🤖 AI Summary
This work addresses the challenge of interactive 3D scene editing in Gaussian Splatting Radiance Fields without retraining. Methodologically, it introduces a novel two-stage self-prompted segmentation algorithm that maps 2D user clicks to 3D object masks, followed by mask refinement and Gaussian parameter fusion to enable minimal-disturbance initialization. It further proposes an explicit Gaussian editing mechanism coupled with real-time neural rendering-based hole-filling, jointly handling exposed regions under both forward and full 360° viewpoints.

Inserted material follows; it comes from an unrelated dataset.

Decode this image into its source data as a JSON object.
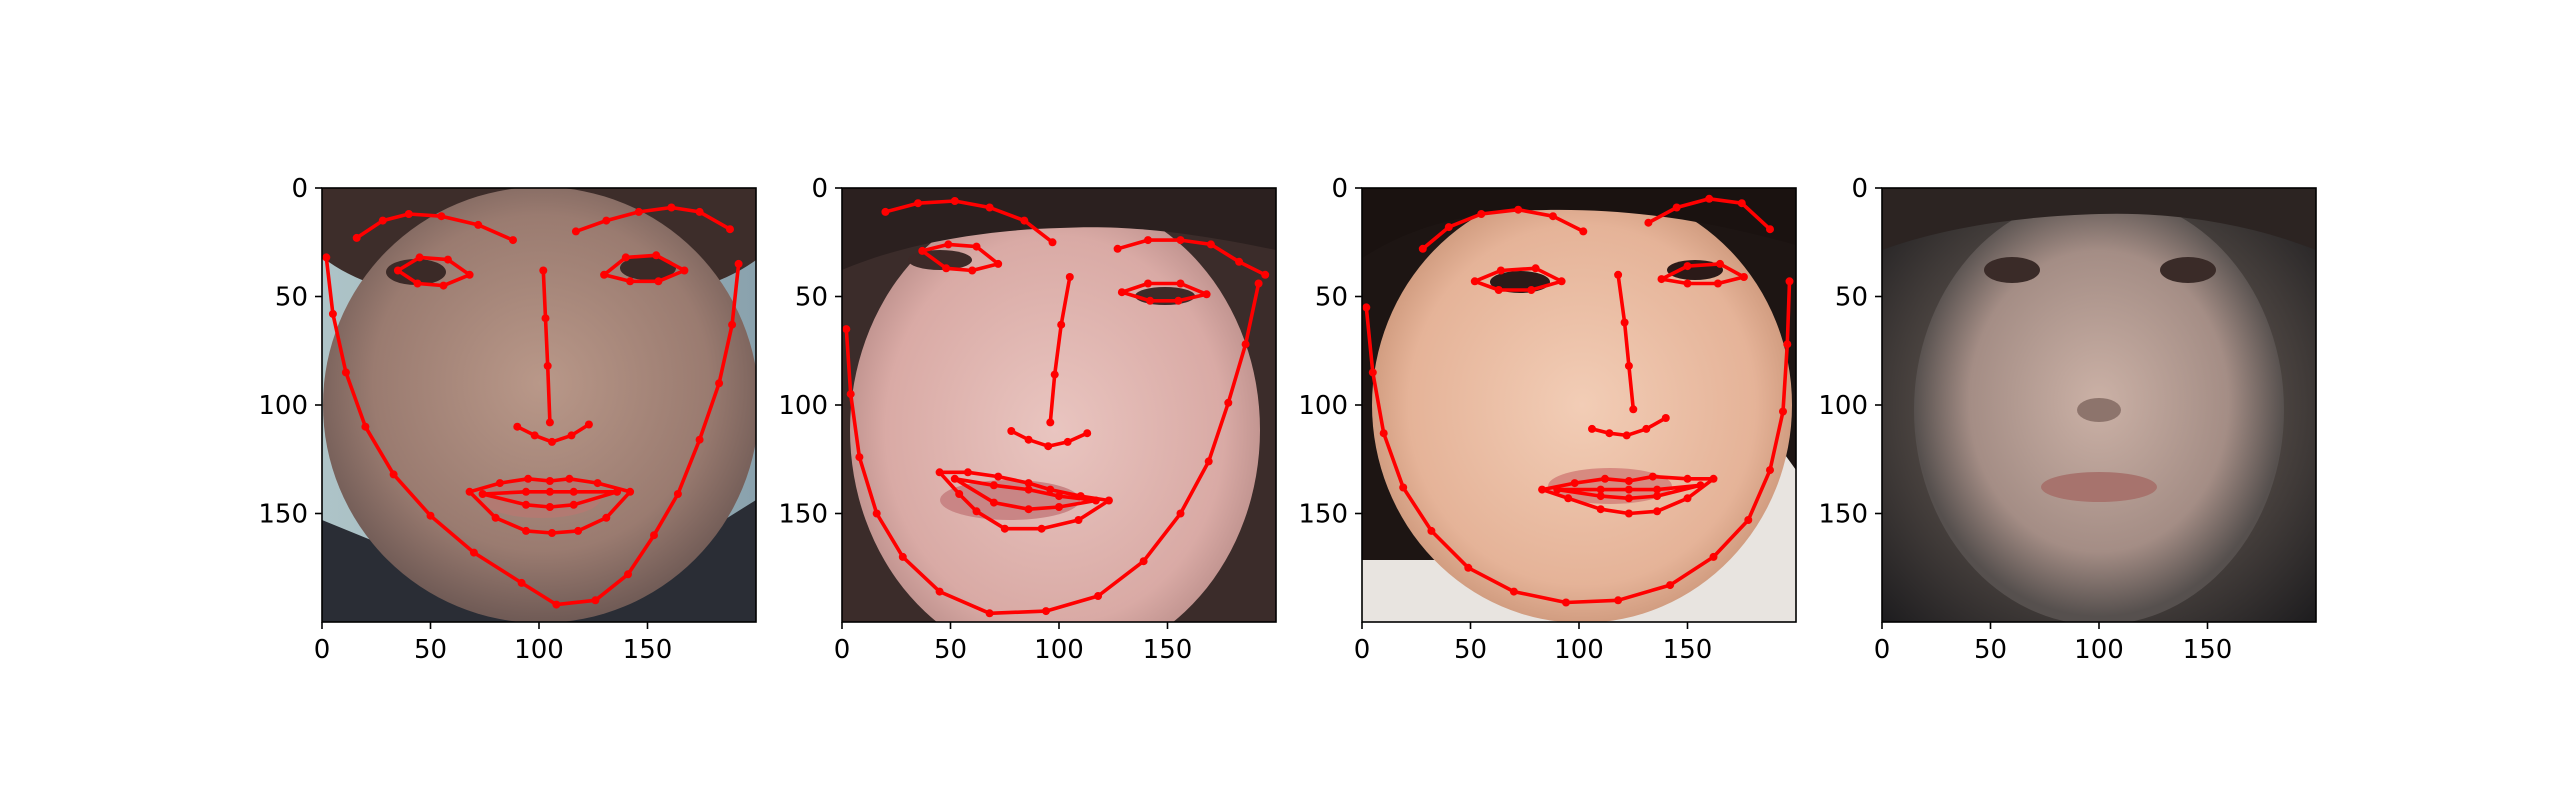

Experiments demonstrate millisecond-level, intuitive point-and-edit interaction; the method achieves superior reconstruction fidelity compared to state-of-the-art object removal approaches, while preserving high-quality radiance field rendering, strong edit flexibility, and computational efficiency.
📝 Abstract
We propose Point'n Move, a method that achieves interactive scene object manipulation with exposed region inpainting. Interactivity here further comes from intuitive object selection and real-time editing. To achieve this, we adopt Gaussian Splatting Radiance Field as the scene representation and fully leverage its explicit nature and speed advantage. Its explicit representation formulation allows us to devise a 2D prompt points to 3D mask dual-stage self-prompting segmentation algorithm, perform mask refinement and merging, minimize change as well as provide good initialization for scene inpainting and perform editing in real-time without per-editing training, all leads to superior quality and performance. We test our method by performing editing on both forward-facing and 360 scenes. We also compare our method against existing scene object removal methods, showing superior quality despite being more capable and having a speed advantage.